Don't worry, it was no problem! :)


> and I know why I expected a different behavior. I've been
> using Skecthup for a while and when I joined (actually weld)
> segments together they become a continuous curve as in
> MOI but this even after extrusion (push/pull in SU) or many
> other operation.

Yes, the way SketchUp works is pretty different - SketchUp doesn't actually have true smooth curves in it at all, what SketchUp calls a curve is actually made up of a bunch of little line segments. A "weld" type operation in a polygon modeler is a bit different than MoI's Join function. MoI's Join is somewhat more like making a group, but kind of a special group where the pieces know that they are connected together either end-to-end for a curve or edge-to-edge for surfaces.


> It's not a CAM program per say and one of the notes mention
> to watch for breaks or segmented elements because the script
> interpret a break as retract operation.

Well, 3DS Max and gMax are polygon based modelers, so this was possibly referring to needing to have polygons welded together so that the triangles that make up a surface share a common vertex point which then can make it easier for program code to find adjacent polygons to traverse them.

The equivalent kind of "traversability" in a NURBS based program is having 2 surfaces be joined together so that they have a shared common edge rather than being 2 completely separate surfaces that just happened to be nearby one another.

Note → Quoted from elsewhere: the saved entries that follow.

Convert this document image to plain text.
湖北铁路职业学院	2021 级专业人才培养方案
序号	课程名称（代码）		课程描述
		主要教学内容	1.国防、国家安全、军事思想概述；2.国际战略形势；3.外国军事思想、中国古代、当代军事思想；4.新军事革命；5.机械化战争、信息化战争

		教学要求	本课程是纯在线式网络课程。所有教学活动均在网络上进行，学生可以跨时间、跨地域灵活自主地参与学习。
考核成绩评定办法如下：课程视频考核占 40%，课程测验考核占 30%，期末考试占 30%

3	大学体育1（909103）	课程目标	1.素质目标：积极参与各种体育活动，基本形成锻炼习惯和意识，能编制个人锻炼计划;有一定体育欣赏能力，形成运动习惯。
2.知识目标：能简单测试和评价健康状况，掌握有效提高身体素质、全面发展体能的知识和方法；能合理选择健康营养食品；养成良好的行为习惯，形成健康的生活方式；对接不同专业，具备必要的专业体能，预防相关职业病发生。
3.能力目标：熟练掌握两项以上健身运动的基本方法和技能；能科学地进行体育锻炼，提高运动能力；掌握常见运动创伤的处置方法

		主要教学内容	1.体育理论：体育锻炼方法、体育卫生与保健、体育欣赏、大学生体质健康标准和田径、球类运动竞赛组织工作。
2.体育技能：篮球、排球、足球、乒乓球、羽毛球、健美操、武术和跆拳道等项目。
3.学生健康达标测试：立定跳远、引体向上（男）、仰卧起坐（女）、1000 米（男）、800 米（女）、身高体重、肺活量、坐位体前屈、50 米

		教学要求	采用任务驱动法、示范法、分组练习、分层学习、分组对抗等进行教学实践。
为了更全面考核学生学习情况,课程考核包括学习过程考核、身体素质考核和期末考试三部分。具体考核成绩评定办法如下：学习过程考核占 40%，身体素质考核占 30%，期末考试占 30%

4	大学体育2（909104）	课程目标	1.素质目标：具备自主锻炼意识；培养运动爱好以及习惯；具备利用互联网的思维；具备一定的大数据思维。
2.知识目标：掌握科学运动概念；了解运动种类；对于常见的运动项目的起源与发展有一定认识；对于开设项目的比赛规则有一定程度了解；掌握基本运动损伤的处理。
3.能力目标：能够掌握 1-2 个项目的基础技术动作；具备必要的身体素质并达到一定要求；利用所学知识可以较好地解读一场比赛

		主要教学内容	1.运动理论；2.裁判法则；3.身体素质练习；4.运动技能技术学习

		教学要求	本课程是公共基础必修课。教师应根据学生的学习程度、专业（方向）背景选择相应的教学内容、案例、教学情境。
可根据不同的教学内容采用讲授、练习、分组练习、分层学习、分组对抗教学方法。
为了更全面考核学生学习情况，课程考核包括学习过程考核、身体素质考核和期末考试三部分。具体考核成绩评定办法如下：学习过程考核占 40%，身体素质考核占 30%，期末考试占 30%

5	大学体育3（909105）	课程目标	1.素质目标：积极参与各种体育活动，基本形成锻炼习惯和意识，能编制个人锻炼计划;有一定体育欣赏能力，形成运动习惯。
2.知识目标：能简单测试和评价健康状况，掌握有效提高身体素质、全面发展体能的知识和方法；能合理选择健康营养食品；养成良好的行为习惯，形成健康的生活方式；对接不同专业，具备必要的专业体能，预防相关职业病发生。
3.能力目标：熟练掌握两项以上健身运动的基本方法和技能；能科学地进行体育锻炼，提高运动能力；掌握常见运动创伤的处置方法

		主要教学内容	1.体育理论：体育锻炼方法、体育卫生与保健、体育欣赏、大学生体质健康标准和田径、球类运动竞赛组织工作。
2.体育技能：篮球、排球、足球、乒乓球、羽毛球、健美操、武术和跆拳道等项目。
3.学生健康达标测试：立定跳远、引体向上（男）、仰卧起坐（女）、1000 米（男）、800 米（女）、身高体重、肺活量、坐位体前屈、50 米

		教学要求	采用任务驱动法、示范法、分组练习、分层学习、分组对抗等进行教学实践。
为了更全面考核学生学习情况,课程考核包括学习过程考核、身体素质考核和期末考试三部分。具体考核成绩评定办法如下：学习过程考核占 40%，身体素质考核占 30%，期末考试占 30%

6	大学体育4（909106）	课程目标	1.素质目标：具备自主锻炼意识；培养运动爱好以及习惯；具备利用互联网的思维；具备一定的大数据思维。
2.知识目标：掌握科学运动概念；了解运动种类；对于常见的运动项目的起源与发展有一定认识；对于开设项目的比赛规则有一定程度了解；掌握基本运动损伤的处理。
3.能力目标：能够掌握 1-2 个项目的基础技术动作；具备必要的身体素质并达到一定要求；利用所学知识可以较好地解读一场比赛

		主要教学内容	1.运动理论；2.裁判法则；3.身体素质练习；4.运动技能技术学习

So that edge that you were worried about previously was not a problem in this sense because it was a joined edge between 2 surfaces.


The geometry in 3DS Max and Gmax is made up of triangle meshes, so it's actually chock full of edges everywhere, it just won't display them all the time unless you are in wireframe mode. So I doubt that the CNC Toolkit thing is actually sensitive to just any edge or else it wouldn't be able to handle more than just 1 triangle at a time, that warning was most likely about an edge where it could not find another adjacent polygon that was hooked into the same vertices as the current one.


> But this maybe irrelevant with a true CAM program such
> BobCad that I intend to use.

You could actually find a similar issue in there, but just to reiterate - the issue is probably going to be if you have just totally separate unjoined surfaces as compared to surfaces that are joined together and share a common edge (making a connected skin).